Getting Leaders Involved in the Content Creation Process
Swaying a business leader to take a more crucial role in creating thought leadership pieces can sometimes be a challenge. There are a few key ways, though, you can get your company's leaders more involved:
- Create a systematic process. Leaders are generally overextended, but a well-established process will help wrangle them in. This process should allow leaders to disregard the minor details of the content process (e.g., structuring sentences, brainstorming topics, or dealing with editors) and instead focus on the big picture.
- Use topics they're passionate about. If a leader is passionate about a particular subject matter, they will naturally want to invest their time and effort.
- Show the value. Track the results from content efforts -- for instance, increased website traffic or potential business leads -- so the leader sees how beneficial the content is to the company.
- Pay attention to the platform. Take into consideration the publications and platforms the leader already engages with. If a leader sees their byline in a publication they already read and respect, the motivation to get more involved in the content will increase tenfold.

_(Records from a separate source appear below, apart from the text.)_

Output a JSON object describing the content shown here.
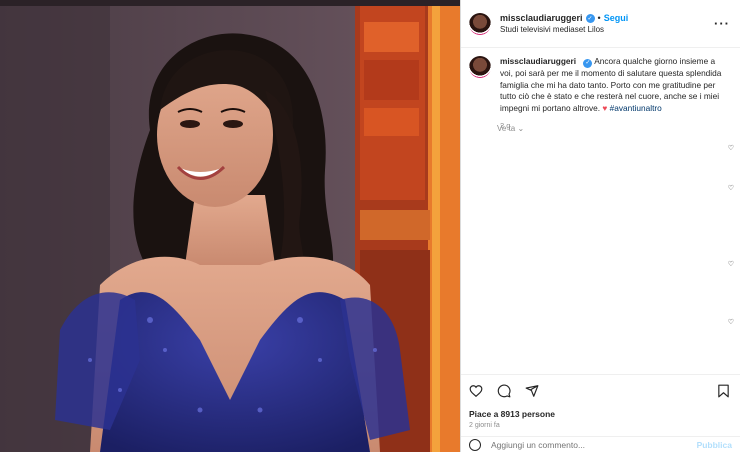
{
  "post": {
    "username": "missclaudiaruggeri",
    "follow_label": "Segui",
    "location": "Studi televisivi mediaset Lilos",
    "more_icon": "more-horizontal-icon",
    "caption": {
      "username": "missclaudiaruggeri",
      "text": "Ancora qualche giorno insieme a voi, poi sarà per me il momento di salutare questa splendida famiglia che mi ha dato tanto. Porto con me gratitudine per tutto ciò che è stato e che resterà nel cuore, anche se i miei impegni mi portano altrove.",
      "emoji": "♥",
      "hashtag": "#avantiunaltro",
      "age": "2 g"
    },
    "translate_label": "Ve ta",
    "likes_text": "Piace a 8913 persone",
    "date_text": "2 giorni fa",
    "comment_placeholder": "Aggiungi un commento...",
    "publish_label": "Pubblica"
  },
  "colors": {
    "link_blue": "#0095f6",
    "verified_blue": "#3897f0",
    "dress": "#2a2f86",
    "studio_orange": "#d9561f"
  },
  "icons": [
    "like-heart-icon",
    "comment-icon",
    "share-icon",
    "save-bookmark-icon",
    "emoji-icon",
    "verified-icon"
  ]
}
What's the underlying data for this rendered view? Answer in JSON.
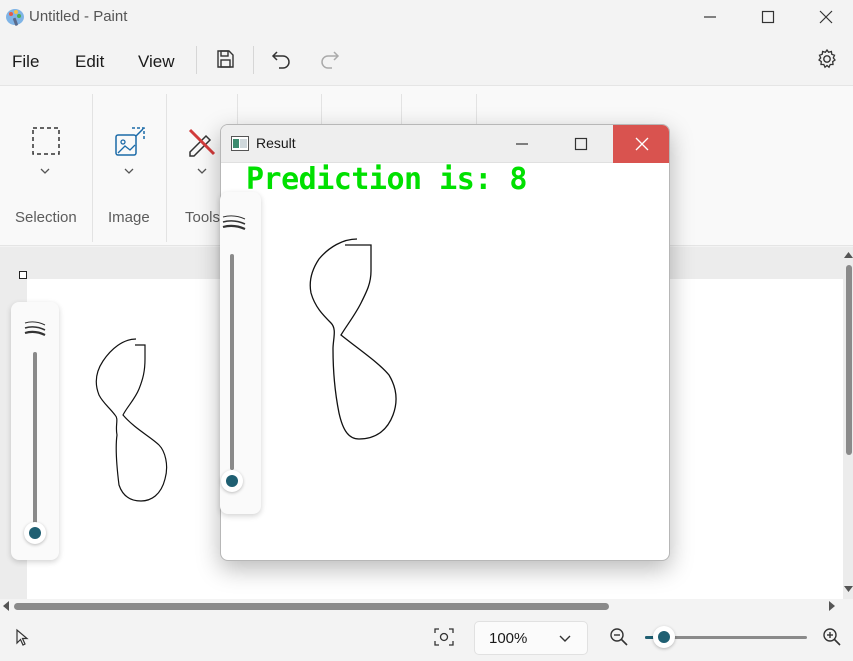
{
  "window": {
    "title": "Untitled - Paint"
  },
  "menu": {
    "file": "File",
    "edit": "Edit",
    "view": "View"
  },
  "ribbon": {
    "selection_label": "Selection",
    "image_label": "Image",
    "tools_label": "Tools"
  },
  "status": {
    "zoom": "100%",
    "zoom_slider_fraction": 0.12
  },
  "brush_size_fraction": 0.0,
  "result_window": {
    "title": "Result",
    "prediction": "Prediction is: 8"
  },
  "colors": {
    "accent": "#1f5f72",
    "prediction_text": "#00e000",
    "close_hover": "#d9534f"
  }
}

When I speak about thought leadership, I define it as "leading an industry by sharing your thoughts, experiences, and expertise to shape how the industry is viewed and educated." The key part of that definition is "your thoughts, experiences, and expertise," not those of a ghostwriter.
Thought leadership presents business leaders with a unique opportunity to freely communicate with an engaged audience. Don't waste this opportunity on content that lacks the expertise and unique personality of a true leader.
What tips do you have for business leaders who want to create thought leadership content?